I dismissed reading this book for several years due to unfavorable reviews from friends, as well as those on Amazon. You can find a nay-sayer in every group! While input and opinions can be helpful, in this case I missed out on some great insights that are extremely helpful to those running their own businesses. Don’t disregard the book if you work within an organization. Tim Ferris has dedicated several chapters to help you structure a work life that provides more balance and a life beyond work.
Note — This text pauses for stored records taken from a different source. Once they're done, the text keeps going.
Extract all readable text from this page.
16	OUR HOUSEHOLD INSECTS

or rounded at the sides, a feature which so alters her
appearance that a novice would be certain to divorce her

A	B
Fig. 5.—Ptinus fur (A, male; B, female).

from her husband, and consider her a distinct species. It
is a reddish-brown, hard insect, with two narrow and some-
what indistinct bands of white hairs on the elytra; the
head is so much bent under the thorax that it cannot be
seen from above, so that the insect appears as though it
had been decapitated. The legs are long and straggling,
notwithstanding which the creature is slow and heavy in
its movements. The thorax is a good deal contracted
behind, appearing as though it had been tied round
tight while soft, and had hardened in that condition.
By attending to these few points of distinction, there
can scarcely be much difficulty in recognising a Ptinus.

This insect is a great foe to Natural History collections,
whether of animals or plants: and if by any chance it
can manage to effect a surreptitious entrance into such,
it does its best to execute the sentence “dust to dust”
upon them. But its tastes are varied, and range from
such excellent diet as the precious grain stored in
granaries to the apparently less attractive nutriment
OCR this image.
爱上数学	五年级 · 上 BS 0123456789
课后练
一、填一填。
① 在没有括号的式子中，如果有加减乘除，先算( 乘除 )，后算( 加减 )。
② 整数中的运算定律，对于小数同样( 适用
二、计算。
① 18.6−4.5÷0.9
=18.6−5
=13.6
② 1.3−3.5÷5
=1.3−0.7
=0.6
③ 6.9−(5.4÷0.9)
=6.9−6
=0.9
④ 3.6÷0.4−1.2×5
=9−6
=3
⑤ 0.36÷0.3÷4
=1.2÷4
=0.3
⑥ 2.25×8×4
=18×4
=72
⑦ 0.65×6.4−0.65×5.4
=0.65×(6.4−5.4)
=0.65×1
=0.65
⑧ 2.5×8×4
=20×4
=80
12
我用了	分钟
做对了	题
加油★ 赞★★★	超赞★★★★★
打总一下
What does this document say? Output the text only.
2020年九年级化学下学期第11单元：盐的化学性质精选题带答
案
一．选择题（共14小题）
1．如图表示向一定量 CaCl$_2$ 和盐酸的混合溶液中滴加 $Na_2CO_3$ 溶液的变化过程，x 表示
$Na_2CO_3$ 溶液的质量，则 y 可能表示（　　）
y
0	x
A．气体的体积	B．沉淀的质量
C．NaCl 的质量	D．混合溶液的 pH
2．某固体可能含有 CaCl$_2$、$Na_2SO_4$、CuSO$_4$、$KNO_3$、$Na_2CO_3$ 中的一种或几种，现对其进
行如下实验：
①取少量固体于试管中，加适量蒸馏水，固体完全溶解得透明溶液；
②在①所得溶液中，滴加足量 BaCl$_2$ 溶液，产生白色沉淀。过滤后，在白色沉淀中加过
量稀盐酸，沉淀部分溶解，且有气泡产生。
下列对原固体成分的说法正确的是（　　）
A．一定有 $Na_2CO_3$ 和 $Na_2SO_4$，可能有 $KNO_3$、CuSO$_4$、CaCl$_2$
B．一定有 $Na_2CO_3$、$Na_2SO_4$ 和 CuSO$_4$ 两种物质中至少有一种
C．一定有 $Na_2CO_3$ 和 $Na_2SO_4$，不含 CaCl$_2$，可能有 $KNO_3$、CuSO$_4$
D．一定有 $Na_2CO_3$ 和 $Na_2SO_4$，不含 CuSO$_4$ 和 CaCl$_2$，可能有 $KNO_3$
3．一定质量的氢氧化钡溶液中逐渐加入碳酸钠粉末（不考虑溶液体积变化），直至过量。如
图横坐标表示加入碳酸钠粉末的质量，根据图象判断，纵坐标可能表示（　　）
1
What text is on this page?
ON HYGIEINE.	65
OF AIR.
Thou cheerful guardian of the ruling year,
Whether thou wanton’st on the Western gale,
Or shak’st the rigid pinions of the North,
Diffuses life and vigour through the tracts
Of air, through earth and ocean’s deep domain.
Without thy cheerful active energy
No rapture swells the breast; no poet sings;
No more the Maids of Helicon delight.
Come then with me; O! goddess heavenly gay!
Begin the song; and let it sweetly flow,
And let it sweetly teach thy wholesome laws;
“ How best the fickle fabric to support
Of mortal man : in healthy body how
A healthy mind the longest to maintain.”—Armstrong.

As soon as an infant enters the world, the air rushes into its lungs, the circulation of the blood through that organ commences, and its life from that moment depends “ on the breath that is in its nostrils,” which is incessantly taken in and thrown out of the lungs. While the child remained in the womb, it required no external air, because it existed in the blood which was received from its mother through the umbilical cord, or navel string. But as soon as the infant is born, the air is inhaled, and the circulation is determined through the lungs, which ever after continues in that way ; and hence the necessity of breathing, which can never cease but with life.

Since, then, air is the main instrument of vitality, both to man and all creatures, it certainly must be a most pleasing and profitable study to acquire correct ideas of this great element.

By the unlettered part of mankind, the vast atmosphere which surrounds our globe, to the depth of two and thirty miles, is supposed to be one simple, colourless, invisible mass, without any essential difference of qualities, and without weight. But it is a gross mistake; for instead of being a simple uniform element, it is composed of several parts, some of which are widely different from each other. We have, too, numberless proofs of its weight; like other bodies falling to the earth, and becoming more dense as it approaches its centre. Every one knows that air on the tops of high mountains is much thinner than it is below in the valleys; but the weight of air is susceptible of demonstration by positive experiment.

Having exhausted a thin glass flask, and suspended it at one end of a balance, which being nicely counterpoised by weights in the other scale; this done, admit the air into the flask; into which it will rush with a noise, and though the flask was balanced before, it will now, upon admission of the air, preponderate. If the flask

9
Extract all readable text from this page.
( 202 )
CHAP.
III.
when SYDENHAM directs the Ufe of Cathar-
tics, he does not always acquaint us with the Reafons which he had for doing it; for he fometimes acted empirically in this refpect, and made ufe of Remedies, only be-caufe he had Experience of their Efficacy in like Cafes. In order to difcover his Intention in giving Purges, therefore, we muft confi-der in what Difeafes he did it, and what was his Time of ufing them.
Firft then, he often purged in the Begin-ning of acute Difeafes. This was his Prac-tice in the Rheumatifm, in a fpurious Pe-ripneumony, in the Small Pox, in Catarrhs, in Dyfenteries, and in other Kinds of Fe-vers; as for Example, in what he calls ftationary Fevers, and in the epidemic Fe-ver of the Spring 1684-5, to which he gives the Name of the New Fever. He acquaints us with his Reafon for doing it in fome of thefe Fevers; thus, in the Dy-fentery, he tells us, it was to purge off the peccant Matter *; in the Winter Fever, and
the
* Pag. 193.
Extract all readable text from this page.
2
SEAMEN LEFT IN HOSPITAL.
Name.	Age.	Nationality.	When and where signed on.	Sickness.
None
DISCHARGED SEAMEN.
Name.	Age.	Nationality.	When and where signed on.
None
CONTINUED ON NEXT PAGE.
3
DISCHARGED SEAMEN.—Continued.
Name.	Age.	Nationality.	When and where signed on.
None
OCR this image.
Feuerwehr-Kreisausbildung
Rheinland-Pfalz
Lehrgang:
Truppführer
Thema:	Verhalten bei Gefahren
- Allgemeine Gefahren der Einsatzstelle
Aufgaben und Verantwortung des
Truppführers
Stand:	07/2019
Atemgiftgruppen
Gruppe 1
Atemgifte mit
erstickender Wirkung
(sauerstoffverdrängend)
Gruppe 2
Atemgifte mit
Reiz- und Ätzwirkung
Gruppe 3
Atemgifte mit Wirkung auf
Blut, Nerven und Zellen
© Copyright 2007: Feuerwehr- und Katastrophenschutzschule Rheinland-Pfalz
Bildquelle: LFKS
Considering that most of us get a job before we truly get a life, it is no wonder that we feel trapped by what we think is necessary to provide for our lifestyle. In “The 4-Hour Workweek” Tim helps us see how many of the structures and tasks we have built into our work life fail to serve the life we desire to live. Instead we live what Tim calls the “deferred-life plan,” conforming to societal norms of workweeks punctuated by weekend reprieves (if that) and frantic vacations. Frantic vacations are those week-long sojourns that Americans are famous for. They begin with a frantic rush to complete projects before one goes on a vacation. The vacation is then interrupted by daily check-ins to the office and on the smartphone, finally ending with a return to the office requiring days of “catch-up” for all that went on while we were supposedly relaxing. All of this done for many decades of our life to earn the opportunity to “retire” and live the life we have dreamed.

Tim proposes another alternative, that of Lifestyle Design: a life of mini-retirements instead of the deferred life plan; the lifestyle of a millionaire, yet not requiring a million or more in the bank. Once we recognize that what we truly want in our work and life is freedom, which money does not necessarily buy, we can begin developing a life supported by work that provides this freedom.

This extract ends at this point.